Midway between Conrad passing the lead swimmer and the forming train behind – midway between risk and being conservative. I was shouting to self, to settle the 172bpm on the 310XT and hang onto Evans and Rakita who were just 10seconds back for as long as I could. But self ignored the ordered sense and rolled the dice.
That’s a feeling I appreciate. And one I hope all get to experience when racing and in life general. When reason gets substituted with improbable desire. It’s a feeling that dances to the tune of self purposed destiny in the shoes of freedom.
I kept getting splits hollered my way that seemed I was now holding Stoltz, and edging away from third. I’d hear 42seconds, mark the spot when Stoltz passed returning from one of the many hairpins in Forest Hill, and get encouraged that no one passed where I was by the time I got to Stoltz’ spot. Meant I had at least 42seconds myself. I’d ridden the trail so many times in the past two weeks and felt fluid and sure in a way I’d not been on the two previous races in Richmond.
The chorus of self-doubt kept announcing the passing of Middaugh at any moment, and the fading of power, but instead I was holding the gap to Stoltz. Seemed more wrong than the swim exit.
Race start was changed to earlier for the expected heat and humidity. In any event, I couldn’t be as hot on the run as my long run had been the Sunday before when I got out at 11am and made my way around the run course one and a half times. I was feeling electric and enjoyed the ice packet sliding down my back before settling unreachably inside my one piece against the hollow of my back. So effective this ice packet that I needed to think warm thoughts to avoid my ass cramping from the cold…
It wasn’t until a the boulder hopping expanse around the 8km mark that I took a long disbelieving look back and truly considered holding 2nd. I was still loving it as much as in the swim, only now my HR was round 174bpm (I’ll upload the file soon) and very much out pacing any countdown of mileage. Somehow it felt comfortable, and seemed to be sustained by months of consistency over the South African summer.

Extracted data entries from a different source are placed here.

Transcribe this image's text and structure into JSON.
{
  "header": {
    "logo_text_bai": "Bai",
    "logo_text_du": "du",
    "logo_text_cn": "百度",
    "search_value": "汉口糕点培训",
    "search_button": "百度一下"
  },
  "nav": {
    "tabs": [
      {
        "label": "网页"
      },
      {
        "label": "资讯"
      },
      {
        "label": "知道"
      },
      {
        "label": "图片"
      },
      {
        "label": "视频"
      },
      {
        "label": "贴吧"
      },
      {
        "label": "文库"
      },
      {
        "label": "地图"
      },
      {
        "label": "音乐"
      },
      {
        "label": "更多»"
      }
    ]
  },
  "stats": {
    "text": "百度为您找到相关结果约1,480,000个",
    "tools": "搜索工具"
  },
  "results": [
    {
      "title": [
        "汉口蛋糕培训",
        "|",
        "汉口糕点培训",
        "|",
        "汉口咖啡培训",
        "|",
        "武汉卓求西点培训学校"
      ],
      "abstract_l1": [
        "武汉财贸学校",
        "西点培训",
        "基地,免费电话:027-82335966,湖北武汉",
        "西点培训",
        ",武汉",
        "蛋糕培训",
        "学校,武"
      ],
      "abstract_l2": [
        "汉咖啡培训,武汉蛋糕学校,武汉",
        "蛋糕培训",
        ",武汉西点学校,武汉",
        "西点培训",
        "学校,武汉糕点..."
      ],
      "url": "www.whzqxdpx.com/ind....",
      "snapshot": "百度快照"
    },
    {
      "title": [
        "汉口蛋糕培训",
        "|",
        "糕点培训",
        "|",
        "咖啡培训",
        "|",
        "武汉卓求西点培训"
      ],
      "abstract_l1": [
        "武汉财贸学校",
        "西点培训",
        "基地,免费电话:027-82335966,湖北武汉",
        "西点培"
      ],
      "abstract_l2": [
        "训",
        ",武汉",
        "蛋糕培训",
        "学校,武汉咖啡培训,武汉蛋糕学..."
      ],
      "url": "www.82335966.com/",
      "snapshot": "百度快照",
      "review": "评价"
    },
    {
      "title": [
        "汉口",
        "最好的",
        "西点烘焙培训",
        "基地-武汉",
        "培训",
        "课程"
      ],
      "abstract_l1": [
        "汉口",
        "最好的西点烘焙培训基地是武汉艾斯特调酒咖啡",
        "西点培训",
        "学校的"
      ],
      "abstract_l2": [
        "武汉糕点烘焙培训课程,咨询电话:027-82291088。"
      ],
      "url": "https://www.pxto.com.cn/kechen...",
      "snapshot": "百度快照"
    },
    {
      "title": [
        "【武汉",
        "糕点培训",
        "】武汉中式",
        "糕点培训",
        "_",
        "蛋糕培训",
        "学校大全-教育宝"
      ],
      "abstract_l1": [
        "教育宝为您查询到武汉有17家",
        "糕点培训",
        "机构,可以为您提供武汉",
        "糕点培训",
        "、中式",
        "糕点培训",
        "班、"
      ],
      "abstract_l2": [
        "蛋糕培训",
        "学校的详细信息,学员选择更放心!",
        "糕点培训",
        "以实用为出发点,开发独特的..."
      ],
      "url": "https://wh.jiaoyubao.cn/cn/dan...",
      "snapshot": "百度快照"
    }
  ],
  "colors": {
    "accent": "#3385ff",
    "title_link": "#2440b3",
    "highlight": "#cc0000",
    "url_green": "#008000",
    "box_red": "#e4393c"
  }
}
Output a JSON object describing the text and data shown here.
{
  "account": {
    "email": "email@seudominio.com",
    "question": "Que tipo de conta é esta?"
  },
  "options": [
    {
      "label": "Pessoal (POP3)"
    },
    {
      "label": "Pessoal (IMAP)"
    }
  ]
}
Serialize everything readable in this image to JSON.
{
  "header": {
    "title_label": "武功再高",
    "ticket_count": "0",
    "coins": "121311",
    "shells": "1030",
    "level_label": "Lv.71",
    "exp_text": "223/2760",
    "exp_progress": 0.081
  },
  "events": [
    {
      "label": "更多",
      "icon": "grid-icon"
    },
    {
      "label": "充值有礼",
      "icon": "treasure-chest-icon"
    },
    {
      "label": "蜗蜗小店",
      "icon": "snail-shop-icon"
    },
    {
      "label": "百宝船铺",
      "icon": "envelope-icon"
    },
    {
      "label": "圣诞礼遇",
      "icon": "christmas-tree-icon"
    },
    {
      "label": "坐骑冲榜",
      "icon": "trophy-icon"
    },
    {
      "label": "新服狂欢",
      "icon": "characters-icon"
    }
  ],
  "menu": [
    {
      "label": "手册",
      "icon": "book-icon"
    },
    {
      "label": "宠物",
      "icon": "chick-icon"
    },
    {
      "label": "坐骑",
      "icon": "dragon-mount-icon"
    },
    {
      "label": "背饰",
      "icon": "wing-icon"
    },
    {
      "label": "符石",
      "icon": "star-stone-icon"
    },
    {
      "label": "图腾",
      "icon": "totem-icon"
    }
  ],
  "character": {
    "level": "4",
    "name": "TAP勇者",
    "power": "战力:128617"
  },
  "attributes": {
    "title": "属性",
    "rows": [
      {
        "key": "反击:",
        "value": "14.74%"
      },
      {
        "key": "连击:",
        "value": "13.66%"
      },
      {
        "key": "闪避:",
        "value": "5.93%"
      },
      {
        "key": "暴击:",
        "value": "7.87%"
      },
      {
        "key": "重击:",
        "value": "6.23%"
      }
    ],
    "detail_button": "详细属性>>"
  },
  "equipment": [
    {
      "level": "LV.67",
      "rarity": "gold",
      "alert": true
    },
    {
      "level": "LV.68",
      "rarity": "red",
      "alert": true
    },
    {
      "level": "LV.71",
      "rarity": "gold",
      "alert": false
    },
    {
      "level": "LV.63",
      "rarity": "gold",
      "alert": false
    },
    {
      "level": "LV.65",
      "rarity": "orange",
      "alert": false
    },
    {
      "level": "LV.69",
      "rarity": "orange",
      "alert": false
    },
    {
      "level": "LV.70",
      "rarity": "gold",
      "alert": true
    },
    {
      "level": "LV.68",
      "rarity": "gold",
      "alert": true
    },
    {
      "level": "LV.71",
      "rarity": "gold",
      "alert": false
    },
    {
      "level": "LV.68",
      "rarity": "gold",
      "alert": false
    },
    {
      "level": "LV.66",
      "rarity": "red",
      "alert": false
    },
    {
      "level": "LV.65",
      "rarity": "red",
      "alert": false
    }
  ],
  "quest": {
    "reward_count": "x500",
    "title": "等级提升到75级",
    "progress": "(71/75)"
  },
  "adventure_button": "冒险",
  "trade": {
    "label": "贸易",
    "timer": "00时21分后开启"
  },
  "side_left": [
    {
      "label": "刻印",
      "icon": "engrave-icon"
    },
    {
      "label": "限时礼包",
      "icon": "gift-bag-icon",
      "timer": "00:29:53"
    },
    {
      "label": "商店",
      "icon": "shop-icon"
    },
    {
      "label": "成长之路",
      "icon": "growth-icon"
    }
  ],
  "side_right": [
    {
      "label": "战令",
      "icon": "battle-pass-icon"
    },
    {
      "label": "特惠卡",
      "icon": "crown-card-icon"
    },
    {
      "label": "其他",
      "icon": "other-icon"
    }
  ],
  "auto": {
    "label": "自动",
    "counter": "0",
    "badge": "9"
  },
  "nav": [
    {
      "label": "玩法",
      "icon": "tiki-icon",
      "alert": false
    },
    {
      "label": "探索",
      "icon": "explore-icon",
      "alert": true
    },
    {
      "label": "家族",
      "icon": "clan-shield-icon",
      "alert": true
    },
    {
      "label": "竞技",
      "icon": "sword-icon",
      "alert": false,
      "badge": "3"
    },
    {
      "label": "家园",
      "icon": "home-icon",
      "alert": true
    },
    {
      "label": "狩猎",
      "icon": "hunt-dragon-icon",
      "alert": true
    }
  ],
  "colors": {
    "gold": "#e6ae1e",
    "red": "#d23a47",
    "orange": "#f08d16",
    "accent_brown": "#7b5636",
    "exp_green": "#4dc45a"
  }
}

Recipe for unfit race success:
- Make everyone else race 7days earlier in warmest Alabama.
- Get the Frenchman to stay home and the guy from Durango to tear his chest apart and the Canadian to change careers.
- Pick a course thats really technical, and ride on repeat for two weeks. Even train the run route a few times.
- Make sure the profile has no sustained climbing, for the bike or the run.
- Get the event organizers to shorten the race, to a winning time of 1h40′ish.
- Stay relaxed; drink a glass of Kannonkop Kadet from my hometown the night before.
- And ask the girl you’re falling for to be out on the course.
Seemed to work for me at least.
I ran my affectionate belly in 71seconds after Stoltz, more daylight than the 24second loss here two years ago, but closer than that personal expectation I’d mentioned would ever had dared gamble. The most improbable result for me ever I’d say.
And sure, I was beyond grateful for the result and the unexpected payday it earned, but the greater emotions were for the feeling of being healthy, of my body responding as normal, of my self-condemnation voice being silenced for a moment.
It felt somewhat like life from stone.

(Craig has been beyond supportive over the past 2months. And gave me little choice in racing after a heartfelt pep-talk – thanks mate – this one was for you.)






























3 Responses to "Race Report: Xterra Richmond 2010"
sjoe well done my boy!!! Most of all I am happy that you seemed to race within yourself and enjoyed it. Second most I see that beard is gone. Thank the Lord!!!
Nice chat @ bike wash, keep strong/healthy and continue to post good stuff. btw thanks for garmin help, truly a great tool. cheers.
Hey Dan, great news. So glad to hear you are better! Well done on a great race!